The Stinson Memorial Library is a public library located at 409 S. Main St. in Anna, Illinois. The library was designed by Walter Burley Griffin in 1913 and constructed in 1913-14. It was added to the National Register of Historic Places on June 9, 1978.

==Architecture==
Walter Burley Griffin studied under Frank Lloyd Wright, and while his early work was similar to Wright's Prairie School designs, his later work exhibited an Expressionist influence as well; the Stinson Memorial Library was one of the latter designs. The building's exterior consists of three main design elements: a tall limestone base, a concrete band of windows encircling the top of the base, and large concrete pillars on either side of the entrance. The limestone in the base is roughly cut and coursed to give the building a natural appearance. The windows in the upper band are made from leaded glass and feature concrete piers on each side. The sill and lintel of the windows continuously circle the building; the lintel is topped by the library's low hip roof.

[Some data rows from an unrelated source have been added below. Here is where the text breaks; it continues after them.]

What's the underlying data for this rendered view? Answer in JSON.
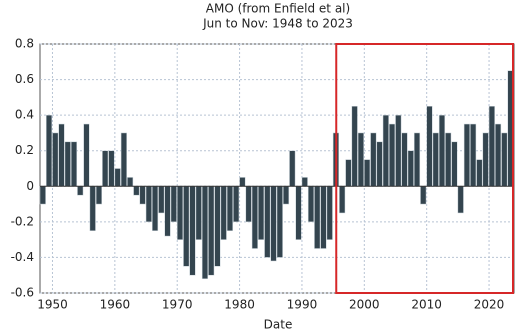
{
  "chart_data": {
    "type": "bar",
    "title": "AMO (from Enfield et al)",
    "subtitle": "Jun to Nov: 1948 to 2023",
    "xlabel": "Date",
    "x": [
      1948,
      1949,
      1950,
      1951,
      1952,
      1953,
      1954,
      1955,
      1956,
      1957,
      1958,
      1959,
      1960,
      1961,
      1962,
      1963,
      1964,
      1965,
      1966,
      1967,
      1968,
      1969,
      1970,
      1971,
      1972,
      1973,
      1974,
      1975,
      1976,
      1977,
      1978,
      1979,
      1980,
      1981,
      1982,
      1983,
      1984,
      1985,
      1986,
      1987,
      1988,
      1989,
      1990,
      1991,
      1992,
      1993,
      1994,
      1995,
      1996,
      1997,
      1998,
      1999,
      2000,
      2001,
      2002,
      2003,
      2004,
      2005,
      2006,
      2007,
      2008,
      2009,
      2010,
      2011,
      2012,
      2013,
      2014,
      2015,
      2016,
      2017,
      2018,
      2019,
      2020,
      2021,
      2022,
      2023
    ],
    "values": [
      -0.1,
      0.4,
      0.3,
      0.35,
      0.25,
      0.25,
      -0.05,
      0.35,
      -0.25,
      -0.1,
      0.2,
      0.2,
      0.1,
      0.3,
      0.05,
      -0.05,
      -0.1,
      -0.2,
      -0.25,
      -0.15,
      -0.28,
      -0.2,
      -0.3,
      -0.45,
      -0.5,
      -0.3,
      -0.52,
      -0.5,
      -0.45,
      -0.3,
      -0.25,
      -0.2,
      0.05,
      -0.2,
      -0.35,
      -0.3,
      -0.4,
      -0.42,
      -0.4,
      -0.1,
      0.2,
      -0.3,
      0.05,
      -0.2,
      -0.35,
      -0.35,
      -0.3,
      0.3,
      -0.15,
      0.15,
      0.45,
      0.3,
      0.15,
      0.3,
      0.25,
      0.4,
      0.35,
      0.4,
      0.3,
      0.2,
      0.3,
      -0.1,
      0.45,
      0.3,
      0.4,
      0.3,
      0.25,
      -0.15,
      0.35,
      0.35,
      0.15,
      0.3,
      0.45,
      0.35,
      0.3,
      0.65
    ],
    "color": "#34454f",
    "xlim": [
      1948,
      2024
    ],
    "xticks": [
      1950,
      1960,
      1970,
      1980,
      1990,
      2000,
      2010,
      2020
    ],
    "ylim": [
      -0.6,
      0.8
    ],
    "yticks": [
      -0.6,
      -0.4,
      -0.2,
      0,
      0.2,
      0.4,
      0.6,
      0.8
    ],
    "grid": true,
    "highlight_x": [
      1995.5,
      2024
    ],
    "highlight_color": "#d62728"
  }
}
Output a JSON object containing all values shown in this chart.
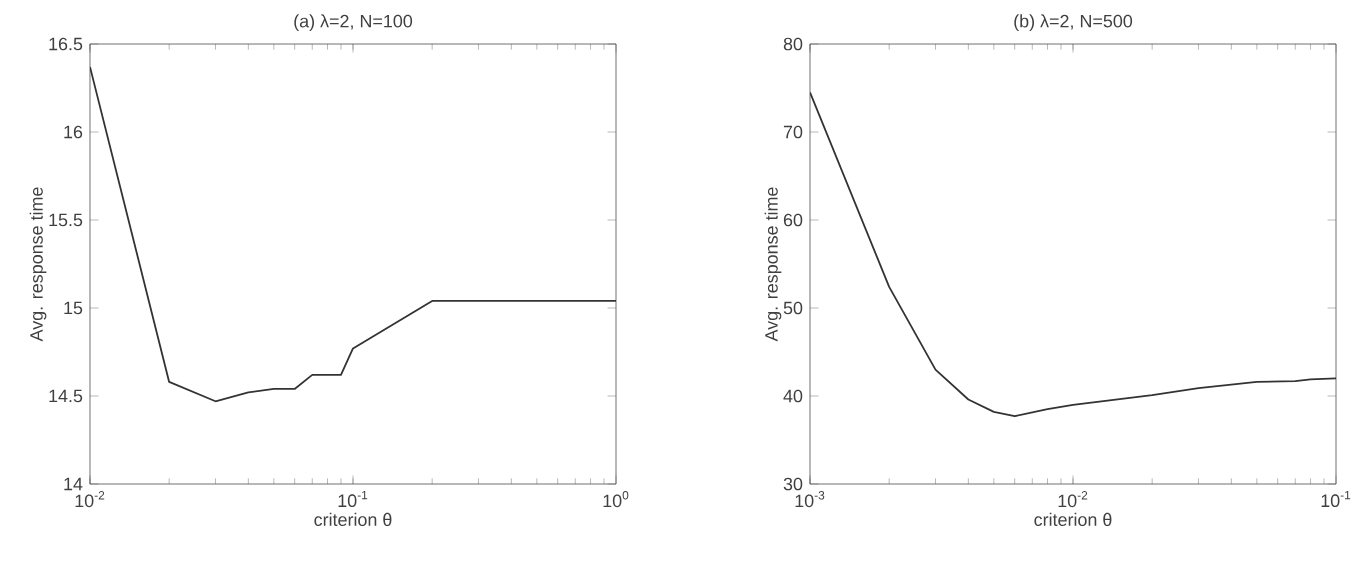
{
  "chart_data": [
    {
      "type": "line",
      "title": "(a) λ=2, N=100",
      "xlabel": "criterion θ",
      "ylabel": "Avg. response time",
      "log": "x",
      "marker": "none",
      "line_style": "solid",
      "x": [
        0.01,
        0.02,
        0.03,
        0.04,
        0.05,
        0.06,
        0.07,
        0.09,
        0.1,
        0.2,
        1
      ],
      "series": [
        {
          "color": "#333333",
          "values": [
            16.37,
            14.58,
            14.47,
            14.52,
            14.54,
            14.54,
            14.62,
            14.62,
            14.77,
            15.04,
            15.04
          ]
        }
      ],
      "xlim": [
        0.01,
        1
      ],
      "ylim": [
        14,
        16.5
      ],
      "xticks": [
        {
          "value": 0.01,
          "label": "10$^{-2}$"
        },
        {
          "value": 0.1,
          "label": "10$^{-1}$"
        },
        {
          "value": 1,
          "label": "10$^{0}$"
        }
      ],
      "yticks": [
        14,
        14.5,
        15,
        15.5,
        16,
        16.5
      ]
    },
    {
      "type": "line",
      "title": "(b) λ=2, N=500",
      "xlabel": "criterion θ",
      "ylabel": "Avg. response time",
      "log": "x",
      "marker": "none",
      "line_style": "solid",
      "x": [
        0.001,
        0.002,
        0.003,
        0.004,
        0.005,
        0.006,
        0.008,
        0.01,
        0.02,
        0.03,
        0.05,
        0.07,
        0.08,
        0.1
      ],
      "series": [
        {
          "color": "#333333",
          "values": [
            74.5,
            52.4,
            43,
            39.6,
            38.2,
            37.7,
            38.5,
            39,
            40.1,
            40.9,
            41.6,
            41.7,
            41.9,
            42
          ]
        }
      ],
      "xlim": [
        0.001,
        0.1
      ],
      "ylim": [
        30,
        80
      ],
      "xticks": [
        {
          "value": 0.001,
          "label": "10$^{-3}$"
        },
        {
          "value": 0.01,
          "label": "10$^{-2}$"
        },
        {
          "value": 0.1,
          "label": "10$^{-1}$"
        }
      ],
      "yticks": [
        30,
        40,
        50,
        60,
        70,
        80
      ]
    }
  ]
}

The library's entrance leads to a vestibule with three flights of stairs, one heading to the upper-level library and two to the lower-level auditorium. The library was designed as a single open room with bookshelves delineating the different areas within the space. The room is accentuated by decorative light fixtures and stained glass patterns. The auditorium, which features a stage for performances, is lit by five windows on the rear side of the building.

==History==
In 1903, Anna businessman Robert Burns Stinson bequeathed his estate to the city to fund a public library. By 1913, the donation had grown large enough to fund the construction of a library, and Griffin was hired to design the building. While the lowest bid on the library initially came from a contractor in St. Louis, Griffin hired F. P. Mueller of Chicago to construct the building, as he was concerned that the original contractor could not carry out his design. Work on the building began in 1913 and was completed in 1914. The library was dedicated on August 14, 1914, shortly after Griffin relocated to Australia; it was one of the last buildings Griffin designed in America. The building has only undergone minor alterations since its construction and still serves as Anna's public library.